Refers to (at-taubah 9:5):

Then, when the sacred months have passed, slay the idolaters wherever ye find them, and take them (captive), and besiege them, and prepare for them each ambush. But if they repent and establish worship and pay the poor-due, then leave their way free. Lo! Allah is Forgiving, Merciful.
This verse, according to many Muslim commentators, abrogates a famous verse often used by Muslims when interacting with non-Muslims, al-Baqarah 2:256:
There is no compulsion in religion (la ikraha fi d-dini). The right direction is henceforth distinct from error. And he who rejecteth false deities and believeth in Allah hath grasped a firm handhold which will never break.
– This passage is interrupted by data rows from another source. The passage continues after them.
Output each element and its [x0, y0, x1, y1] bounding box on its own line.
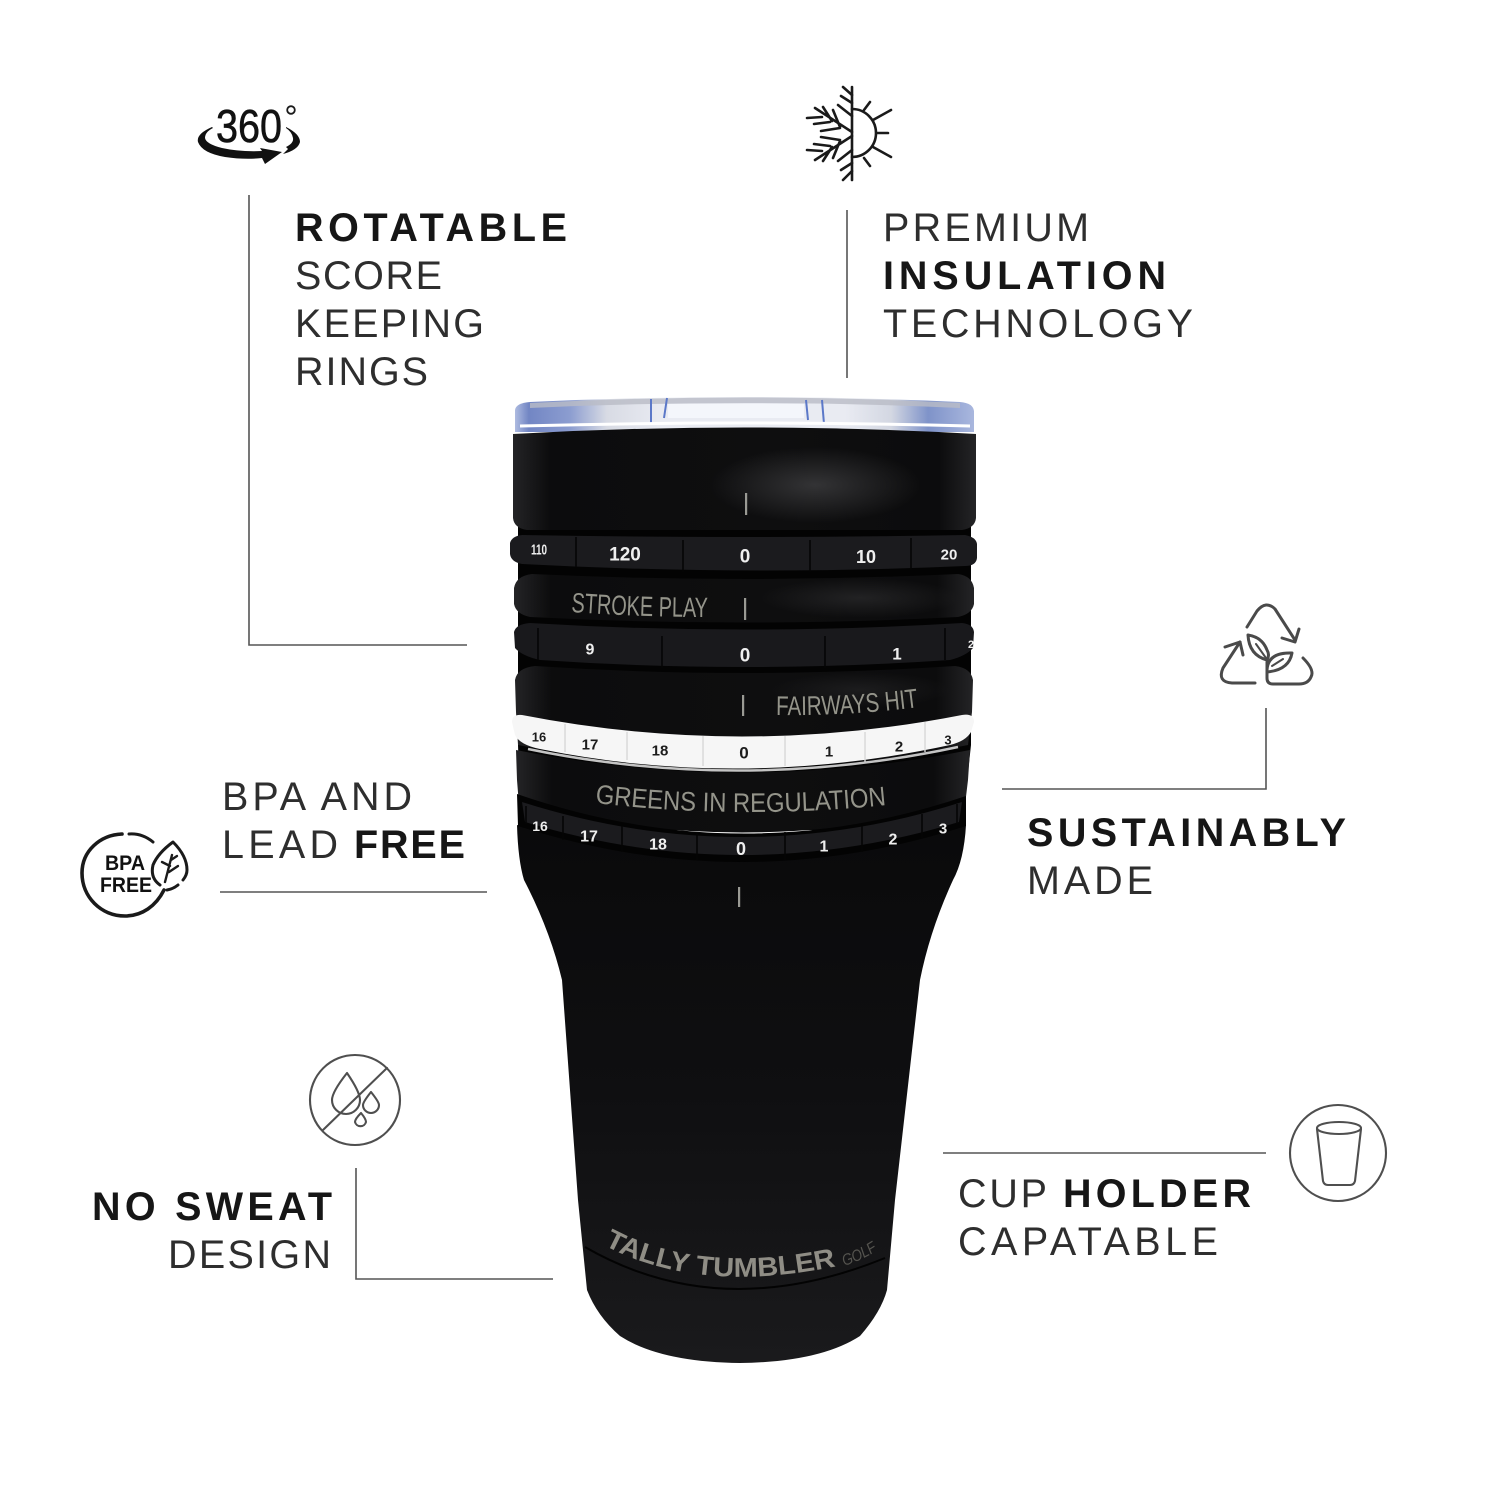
- connector line: [943, 1152, 1266, 1154]
- ring 1 score band: 110: [531, 542, 547, 558]
- icon: 360 rotation: 360: [216, 100, 282, 152]
- middle band: stroke play: STROKE PLAY: [572, 593, 708, 617]
- white score ring: 2: [895, 738, 903, 756]
- ring 4 score band: 1: [820, 838, 829, 856]
- white score ring: 18: [652, 742, 668, 760]
- white score ring: 17: [582, 736, 598, 754]
- text block: [1027, 811, 1346, 903]
- text block: [295, 206, 567, 394]
- ring 1 score band: 0: [740, 546, 750, 568]
- connector line: [356, 1168, 553, 1279]
- ring 2 score band: 0: [740, 646, 750, 666]
- text block: INSULATION: [883, 254, 1166, 298]
- icon: cup in circle: [1290, 1105, 1386, 1201]
- clear lid: [515, 397, 974, 432]
- ring 2 score band: 9: [586, 642, 595, 658]
- icon: BPA free leaf badge: [82, 834, 187, 916]
- callout: no sweat design: [92, 1055, 553, 1279]
- lower flared tumbler body: [517, 825, 966, 1363]
- middle band: greens in regulation: [516, 750, 970, 832]
- ring 4 score band: [517, 794, 966, 862]
- base seam and logo: GOLF: [842, 1240, 875, 1265]
- text block: ROTATABLE: [295, 206, 567, 250]
- callout: premium insulation technology: [807, 87, 1193, 378]
- text block: RINGS: [295, 350, 428, 394]
- ring 4 score band: 0: [736, 839, 746, 859]
- text block: SUSTAINABLY: [1027, 811, 1346, 855]
- connector line: [846, 210, 848, 378]
- text block: NO SWEAT: [92, 1185, 332, 1229]
- text block: HOLDER: [1063, 1172, 1251, 1216]
- ring 1 score band: 20: [941, 546, 957, 564]
- callout: sustainably made: [1002, 605, 1346, 903]
- text block: FREE: [354, 823, 465, 867]
- callout: cup holder capatable: [943, 1105, 1386, 1264]
- text block: MADE: [1027, 859, 1153, 903]
- text block: [222, 775, 465, 867]
- text block: BPA AND: [222, 775, 412, 819]
- text block: [92, 1185, 332, 1277]
- text block: TECHNOLOGY: [883, 302, 1193, 346]
- ring 4 score band: 2: [889, 832, 898, 848]
- text block: LEAD: [222, 823, 338, 867]
- text block: PREMIUM: [883, 206, 1089, 250]
- ring 2 score band: 2: [968, 639, 974, 651]
- ring 1 score band: 10: [856, 547, 876, 567]
- upper tumbler collar: [513, 428, 976, 530]
- ring 4 score band: 17: [580, 828, 598, 846]
- connector line: [249, 195, 467, 645]
- ring 2 score band: 1: [892, 644, 902, 664]
- text block: [958, 1172, 1251, 1264]
- middle band: fairways hit: [515, 666, 973, 764]
- icon: BPA free leaf badge: BPA: [105, 852, 145, 875]
- ring 2 score band: [514, 623, 974, 668]
- icon: crossed-out water drops: [310, 1055, 400, 1145]
- icon: snowflake and sun: [807, 87, 891, 180]
- ring 1 score band: 120: [609, 544, 641, 566]
- ring 4 score band: 16: [532, 818, 548, 834]
- text block: CAPATABLE: [958, 1220, 1218, 1264]
- white score ring: 16: [532, 730, 546, 744]
- icon: 360 rotation: [198, 100, 300, 164]
- middle band: greens in regulation: GREENS IN REGULATION: [597, 785, 884, 812]
- ring 4 score band: 18: [649, 836, 667, 854]
- icon: BPA free leaf badge: FREE: [100, 874, 152, 897]
- text block: [883, 206, 1193, 346]
- white score ring: 3: [944, 732, 952, 748]
- ring 1 score band: [510, 535, 977, 572]
- base seam and logo: TALLY TUMBLER: [610, 1228, 836, 1277]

Allah is Hearer, Knower.
Muslims like to use this verse to show that Islam does not force people into accepting Islam. It should be noted, however, that this verse is a Meccan verse, where Muhammad was at a disadvantage, having to deal with the strong pagan at Mecca. The tone of the Qur'anic verses changed shortly after he moved to Medinah.

The Sword Verse is a Medinan verse, and it allows the Muslims to compel non-Muslims to accept Islam. However, it is also abrograted by the condition in the verse: "But if they repent and establish worship and pay the poor-due, then leave their way free."

Ibn al'Ata Iqi refers to the sword verse as one of the marvels ('aja'ib) of the Quran! (Powers, David S. "The Exegetical Genre nasikh al-Qur'an was mansukhuhu." in Approaches to the History of the Interpretation of the Qur'an, Andrew Rippin, ed., Oxford: Clarendon Press, 1988, 130-131). Zamakshari agrees with this.